About a month ago, Joshua Tucker posted some hypotheses about the number of tweets and likes that posts get on The Monkey Cage. Anton Strezhnev took up his question, building a screen scraper in Python and making all of his data public. His tentative conclusion was that posts containing graphics are more likely to be "Liked" than tweeted.

Coincidentally, Josh Cutler is teaching a course on Python for the Duke Political Science Department this semester, and one of our assignments was to build a blog scraper.* I took Anton's scraper as a starting point and built three more, to get data from Andrew Gelman's blog, Freakonomics, and Modeled Behavior. The idea behind these choices was to make comparisons between economics and political science blogs, and to have gradations of "wonkiness," another of the proposed hypotheses. Although it's pretty hard to escape wonkiness entirely in the academic blogosphere, here's how I see the categorization:

Here's what you can expect from this series (not necessarily in this order):

  • How do comments/tweets/likes correlate with page views?
  • How do comments predict (correlate with) tweets and likes?
  • What other factors predict tweets and like? (post length, images, time since previous post)
  • What predicts comments? (same potential explanations)
  • Are there author- or category- specific factors on the blogs?
My goal for this series, besides just answering the questions is to demonstrate the process of research to a broader audience.
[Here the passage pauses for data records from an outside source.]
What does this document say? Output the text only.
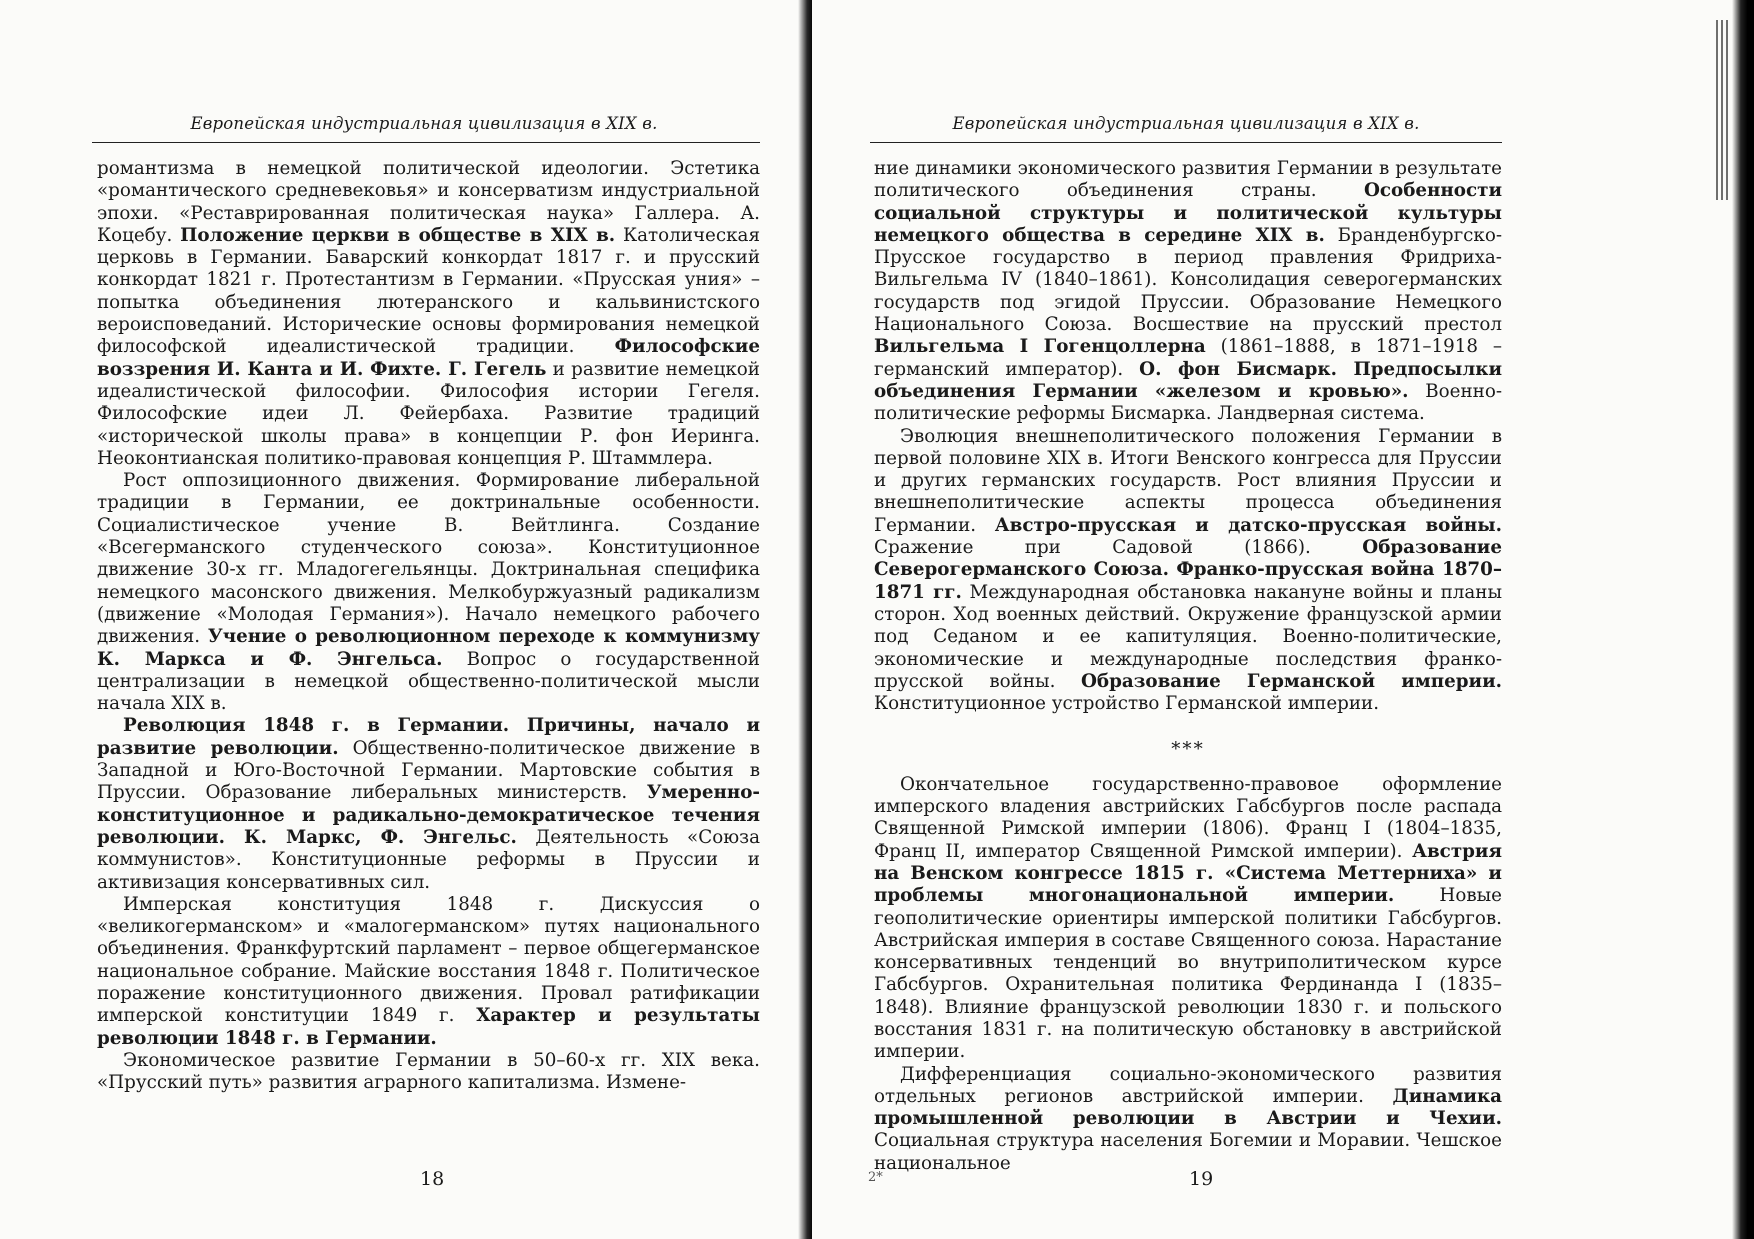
Европейская индустриальная цивилизация в XIX в.

романтизма в немецкой политической идеологии. Эстетика «романтического средневековья» и консерватизм индустриальной эпохи. «Реставрированная политическая наука» Галлера. А. Коцебу. Положение церкви в обществе в XIX в. Католическая церковь в Германии. Баварский конкордат 1817 г. и прусский конкордат 1821 г. Протестантизм в Германии. «Прусская уния» – попытка объединения лютеранского и кальвинистского вероисповеданий. Исторические основы формирования немецкой философской идеалистической традиции. Философские воззрения И. Канта и И. Фихте. Г. Гегель и развитие немецкой идеалистической философии. Философия истории Гегеля. Философские идеи Л. Фейербаха. Развитие традиций «исторической школы права» в концепции Р. фон Иеринга. Неоконтианская политико-правовая концепция Р. Штаммлера.

Рост оппозиционного движения. Формирование либеральной традиции в Германии, ее доктринальные особенности. Социалистическое учение В. Вейтлинга. Создание «Всегерманского студенческого союза». Конституционное движение 30-х гг. Младогегельянцы. Доктринальная специфика немецкого масонского движения. Мелкобуржуазный радикализм (движение «Молодая Германия»). Начало немецкого рабочего движения. Учение о революционном переходе к коммунизму К. Маркса и Ф. Энгельса. Вопрос о государственной централизации в немецкой общественно-политической мысли начала XIX в.

Революция 1848 г. в Германии. Причины, начало и развитие революции. Общественно-политическое движение в Западной и Юго-Восточной Германии. Мартовские события в Пруссии. Образование либеральных министерств. Умеренно-конституционное и радикально-демократическое течения революции. К. Маркс, Ф. Энгельс. Деятельность «Союза коммунистов». Конституционные реформы в Пруссии и активизация консервативных сил.

Имперская конституция 1848 г. Дискуссия о «великогерманском» и «малогерманском» путях национального объединения. Франкфуртский парламент – первое общегерманское национальное собрание. Майские восстания 1848 г. Политическое поражение конституционного движения. Провал ратификации имперской конституции 1849 г. Характер и результаты революции 1848 г. в Германии.

Экономическое развитие Германии в 50–60-х гг. XIX века. «Прусский путь» развития аграрного капитализма. Измене-

18
Европейская индустриальная цивилизация в XIX в.

ние динамики экономического развития Германии в результате политического объединения страны. Особенности социальной структуры и политической культуры немецкого общества в середине XIX в. Бранденбургско-Прусское государство в период правления Фридриха-Вильгельма IV (1840–1861). Консолидация северогерманских государств под эгидой Пруссии. Образование Немецкого Национального Союза. Восшествие на прусский престол Вильгельма I Гогенцоллерна (1861–1888, в 1871–1918 – германский император). О. фон Бисмарк. Предпосылки объединения Германии «железом и кровью». Военно-политические реформы Бисмарка. Ландверная система.

Эволюция внешнеполитического положения Германии в первой половине XIX в. Итоги Венского конгресса для Пруссии и других германских государств. Рост влияния Пруссии и внешнеполитические аспекты процесса объединения Германии. Австро-прусская и датско-прусская войны. Сражение при Садовой (1866). Образование Северогерманского Союза. Франко-прусская война 1870–1871 гг. Международная обстановка накануне войны и планы сторон. Ход военных действий. Окружение французской армии под Седаном и ее капитуляция. Военно-политические, экономические и международные последствия франко-прусской войны. Образование Германской империи. Конституционное устройство Германской империи.

***

Окончательное государственно-правовое оформление имперского владения австрийских Габсбургов после распада Священной Римской империи (1806). Франц I (1804–1835, Франц II, император Священной Римской империи). Австрия на Венском конгрессе 1815 г. «Система Меттерниха» и проблемы многонациональной империи. Новые геополитические ориентиры имперской политики Габсбургов. Австрийская империя в составе Священного союза. Нарастание консервативных тенденций во внутриполитическом курсе Габсбургов. Охранительная политика Фердинанда I (1835–1848). Влияние французской революции 1830 г. и польского восстания 1831 г. на политическую обстановку в австрийской империи.

Дифференциация социально-экономического развития отдельных регионов австрийской империи. Динамика промышленной революции в Австрии и Чехии. Социальная структура населения Богемии и Моравии. Чешское национальное

2*	19
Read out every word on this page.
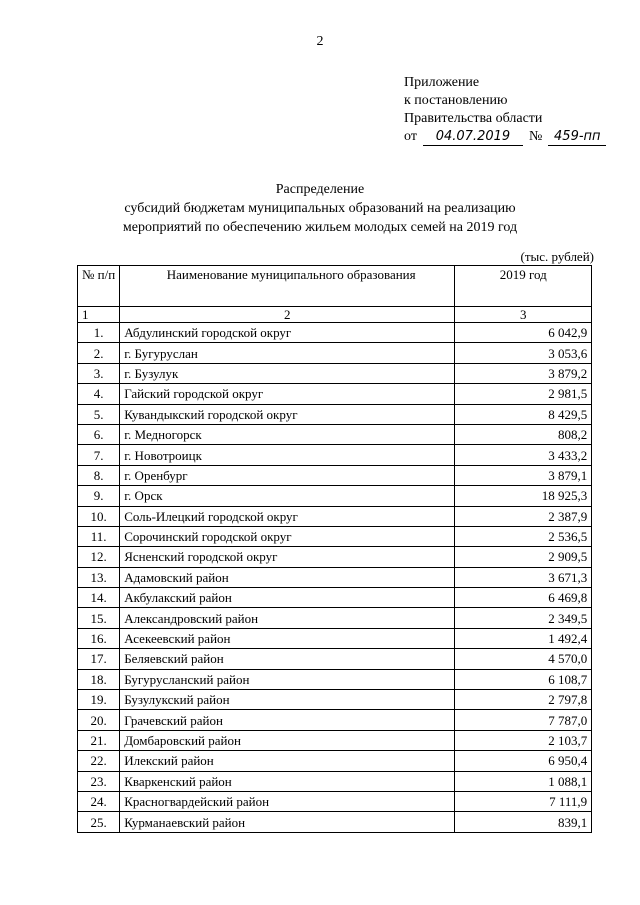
2
Приложение
к постановлению
Правительства области
от	04.07.2019	№ 459-пп
Распределение
субсидий бюджетам муниципальных образований на реализацию
мероприятий по обеспечению жильем молодых семей на 2019 год
(тыс. рублей)
№ п/п	Наименование муниципального образования	2019 год
1	2	3
1.	Абдулинский городской округ	6 042,9
2.	г. Бугуруслан	3 053,6
3.	г. Бузулук	3 879,2
4.	Гайский городской округ	2 981,5
5.	Кувандыкский городской округ	8 429,5
6.	г. Медногорск	808,2
7.	г. Новотроицк	3 433,2
8.	г. Оренбург	3 879,1
9.	г. Орск	18 925,3
10.	Соль-Илецкий городской округ	2 387,9
11.	Сорочинский городской округ	2 536,5
12.	Ясненский городской округ	2 909,5
13.	Адамовский район	3 671,3
14.	Акбулакский район	6 469,8
15.	Александровский район	2 349,5
16.	Асекеевский район	1 492,4
17.	Беляевский район	4 570,0
18.	Бугурусланский район	6 108,7
19.	Бузулукский район	2 797,8
20.	Грачевский район	7 787,0
21.	Домбаровский район	2 103,7
22.	Илекский район	6 950,4
23.	Кваркенский район	1 088,1
24.	Красногвардейский район	7 111,9
25.	Курманаевский район	839,1
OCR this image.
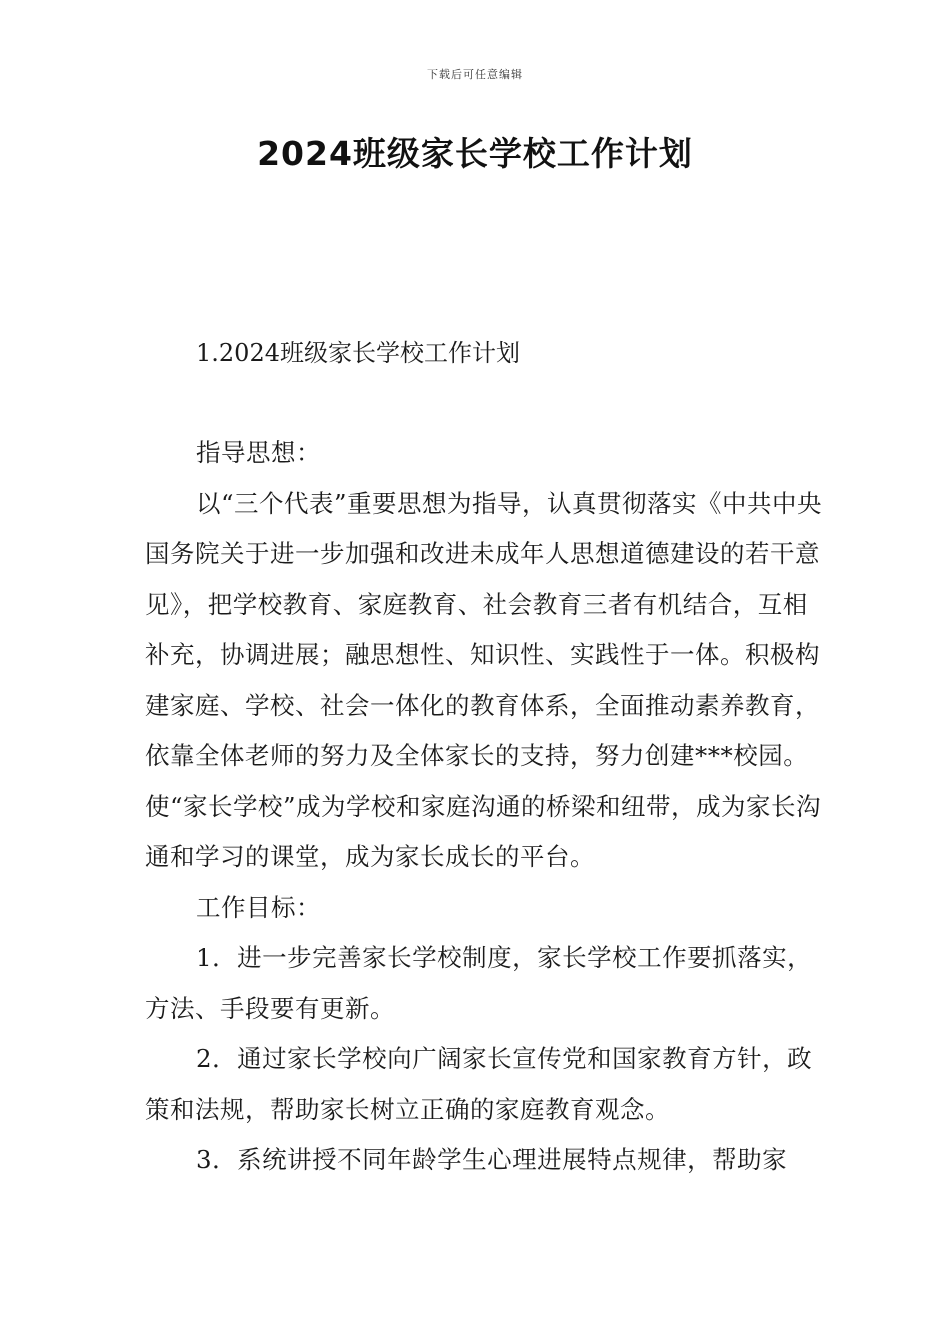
下载后可任意编辑
2024班级家长学校工作计划
1.2024班级家长学校工作计划

指导思想：

以“三个代表”重要思想为指导，认真贯彻落实《中共中央国务院关于进一步加强和改进未成年人思想道德建设的若干意见》，把学校教育、家庭教育、社会教育三者有机结合，互相补充，协调进展；融思想性、知识性、实践性于一体。积极构建家庭、学校、社会一体化的教育体系，全面推动素养教育，依靠全体老师的努力及全体家长的支持，努力创建***校园。使“家长学校”成为学校和家庭沟通的桥梁和纽带，成为家长沟通和学习的课堂，成为家长成长的平台。

工作目标：

1．进一步完善家长学校制度，家长学校工作要抓落实，方法、手段要有更新。

2．通过家长学校向广阔家长宣传党和国家教育方针，政策和法规，帮助家长树立正确的家庭教育观念。

3．系统讲授不同年龄学生心理进展特点规律，帮助家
My own research process is decidedly imperfect, but by making everything--data collection scripts, data files, and R code for analysis--public, you will be able to see where judgment calls were made, or where mistakes might have crept in. If you have questions about the process, or criticism of my work, please comment on the posts or shoot me an email. Look for some preliminary charts later today, and real analysis to begin over the weekend/next week. 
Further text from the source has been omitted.